Could the entire first act be left out? If it were, could the material therein contained be placed, without serious prejudice to the author's ideas and the play itself, in the exposition of what is now the second act? Or might the first and second acts be melted into one? What would be lost by that process?
Some critics have urged that Donnay, feeling that his theme was repellent -- which it is -- occupied as much time as possible in leading up to the climax. Is this true? Is Donnay more concerned with the play than the theme? If so, what are the proofs?
In this play, the author has pleased to show us Madeleine first at the age of twelve, then sixteen, then nearly eighteen. Ibsen's method would probably have been to show her only as the young lady who is looking for a husband -- a "jeune fille à marier." Would Ibsen's catastrophic-drama process improve the French play, had Donnay chosen to adopt it? What is gained by his allowing us to see two stages in the girl's development, before the play, for her, really begins?

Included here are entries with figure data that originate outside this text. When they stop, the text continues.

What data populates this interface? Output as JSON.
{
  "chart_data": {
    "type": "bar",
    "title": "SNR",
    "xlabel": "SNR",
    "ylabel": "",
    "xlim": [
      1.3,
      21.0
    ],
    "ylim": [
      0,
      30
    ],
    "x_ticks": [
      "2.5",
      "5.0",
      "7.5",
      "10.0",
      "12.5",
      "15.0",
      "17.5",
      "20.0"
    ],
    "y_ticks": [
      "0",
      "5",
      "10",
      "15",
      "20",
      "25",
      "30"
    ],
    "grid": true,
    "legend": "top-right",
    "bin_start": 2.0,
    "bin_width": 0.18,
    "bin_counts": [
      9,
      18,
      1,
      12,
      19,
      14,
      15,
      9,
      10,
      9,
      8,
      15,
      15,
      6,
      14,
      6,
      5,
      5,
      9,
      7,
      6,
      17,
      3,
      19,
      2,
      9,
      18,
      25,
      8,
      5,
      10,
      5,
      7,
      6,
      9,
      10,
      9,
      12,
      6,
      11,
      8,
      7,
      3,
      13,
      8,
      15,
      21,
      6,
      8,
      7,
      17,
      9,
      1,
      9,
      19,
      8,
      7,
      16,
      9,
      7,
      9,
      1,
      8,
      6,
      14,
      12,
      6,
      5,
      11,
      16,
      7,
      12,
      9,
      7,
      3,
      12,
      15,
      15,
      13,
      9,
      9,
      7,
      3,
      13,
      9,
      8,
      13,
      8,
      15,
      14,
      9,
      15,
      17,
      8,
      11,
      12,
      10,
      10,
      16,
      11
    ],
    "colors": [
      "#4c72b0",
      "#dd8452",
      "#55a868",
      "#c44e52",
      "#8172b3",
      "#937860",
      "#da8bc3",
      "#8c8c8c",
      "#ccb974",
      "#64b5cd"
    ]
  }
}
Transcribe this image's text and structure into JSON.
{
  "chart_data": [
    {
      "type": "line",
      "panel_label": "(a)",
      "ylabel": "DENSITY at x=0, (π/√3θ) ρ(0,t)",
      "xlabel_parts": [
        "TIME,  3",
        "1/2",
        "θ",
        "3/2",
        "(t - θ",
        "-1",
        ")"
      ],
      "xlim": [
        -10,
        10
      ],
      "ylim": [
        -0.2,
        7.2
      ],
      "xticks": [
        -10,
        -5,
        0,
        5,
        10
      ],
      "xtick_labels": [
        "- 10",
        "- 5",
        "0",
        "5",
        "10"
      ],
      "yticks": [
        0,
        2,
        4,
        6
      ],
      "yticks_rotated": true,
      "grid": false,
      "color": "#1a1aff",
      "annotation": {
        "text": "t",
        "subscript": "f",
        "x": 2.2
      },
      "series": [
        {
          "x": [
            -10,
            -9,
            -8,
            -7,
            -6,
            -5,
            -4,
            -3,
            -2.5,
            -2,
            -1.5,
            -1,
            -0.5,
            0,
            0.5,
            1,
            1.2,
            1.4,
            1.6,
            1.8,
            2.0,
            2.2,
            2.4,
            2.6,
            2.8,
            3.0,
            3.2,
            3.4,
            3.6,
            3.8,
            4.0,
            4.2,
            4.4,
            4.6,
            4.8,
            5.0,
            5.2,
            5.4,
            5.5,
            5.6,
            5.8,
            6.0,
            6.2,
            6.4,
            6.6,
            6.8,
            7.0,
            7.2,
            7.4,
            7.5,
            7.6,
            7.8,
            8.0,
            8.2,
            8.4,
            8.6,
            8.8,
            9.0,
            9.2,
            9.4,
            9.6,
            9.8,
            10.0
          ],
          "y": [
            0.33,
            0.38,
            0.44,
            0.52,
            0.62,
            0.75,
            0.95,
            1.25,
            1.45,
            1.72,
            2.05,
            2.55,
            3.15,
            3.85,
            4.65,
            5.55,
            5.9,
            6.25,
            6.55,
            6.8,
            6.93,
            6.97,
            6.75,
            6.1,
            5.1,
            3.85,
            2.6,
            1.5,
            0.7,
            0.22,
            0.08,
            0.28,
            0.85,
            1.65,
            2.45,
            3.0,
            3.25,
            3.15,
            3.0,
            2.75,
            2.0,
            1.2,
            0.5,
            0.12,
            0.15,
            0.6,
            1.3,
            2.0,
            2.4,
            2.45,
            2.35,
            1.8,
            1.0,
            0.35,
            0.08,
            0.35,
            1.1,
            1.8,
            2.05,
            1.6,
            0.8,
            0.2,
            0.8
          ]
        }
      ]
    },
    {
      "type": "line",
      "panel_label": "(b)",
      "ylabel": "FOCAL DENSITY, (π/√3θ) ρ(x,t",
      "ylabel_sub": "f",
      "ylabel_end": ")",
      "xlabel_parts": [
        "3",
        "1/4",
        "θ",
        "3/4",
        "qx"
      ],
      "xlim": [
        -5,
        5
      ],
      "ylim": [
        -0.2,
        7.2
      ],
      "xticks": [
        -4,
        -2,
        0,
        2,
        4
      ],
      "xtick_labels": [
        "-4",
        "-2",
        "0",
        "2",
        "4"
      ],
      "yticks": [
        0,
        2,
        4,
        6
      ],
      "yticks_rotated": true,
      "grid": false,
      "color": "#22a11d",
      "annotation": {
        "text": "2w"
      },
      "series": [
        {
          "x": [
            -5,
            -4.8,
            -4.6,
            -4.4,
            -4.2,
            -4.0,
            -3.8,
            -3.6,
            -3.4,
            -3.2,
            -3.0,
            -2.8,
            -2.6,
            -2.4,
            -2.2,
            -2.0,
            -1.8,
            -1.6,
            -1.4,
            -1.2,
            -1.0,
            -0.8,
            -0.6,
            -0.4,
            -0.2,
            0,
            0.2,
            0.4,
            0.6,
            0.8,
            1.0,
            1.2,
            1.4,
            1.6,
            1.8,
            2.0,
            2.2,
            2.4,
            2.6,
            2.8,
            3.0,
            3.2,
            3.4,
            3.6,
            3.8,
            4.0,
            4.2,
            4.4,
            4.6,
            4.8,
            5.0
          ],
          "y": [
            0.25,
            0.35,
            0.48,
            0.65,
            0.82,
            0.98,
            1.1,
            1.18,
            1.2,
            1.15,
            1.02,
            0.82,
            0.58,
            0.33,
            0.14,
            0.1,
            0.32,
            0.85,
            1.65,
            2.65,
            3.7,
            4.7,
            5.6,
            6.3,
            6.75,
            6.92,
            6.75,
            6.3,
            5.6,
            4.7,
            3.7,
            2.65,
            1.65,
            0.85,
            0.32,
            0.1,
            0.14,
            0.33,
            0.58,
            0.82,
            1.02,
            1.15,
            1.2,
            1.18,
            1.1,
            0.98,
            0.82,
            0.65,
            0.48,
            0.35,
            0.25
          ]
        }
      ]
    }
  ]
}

In the theater we must believe. If an author in a serious play -- that is, anything but a farce, in which he frankly asks us to assume certain impossibilities -- fails to impress us with the fact that what is happening is so, the play will certainly fail to touch us. In the present play, can we believe, in spite of the clever and ingenious arguments brought forward by Freydières, that Madeleine cannot possibly do without him? Note carefully how the author attempts to make this situation credible.
There is a good deal of atmosphere created throughout the play, especially at the beginning of the first of its three acts. Much of this is not pertinent to the plot and does very little toward the development of character, but often there is a clever welding of plot-progress and atmosphere. Note in each instance how the various threads of pertinent interest are woven into the "atmospheric" scenes.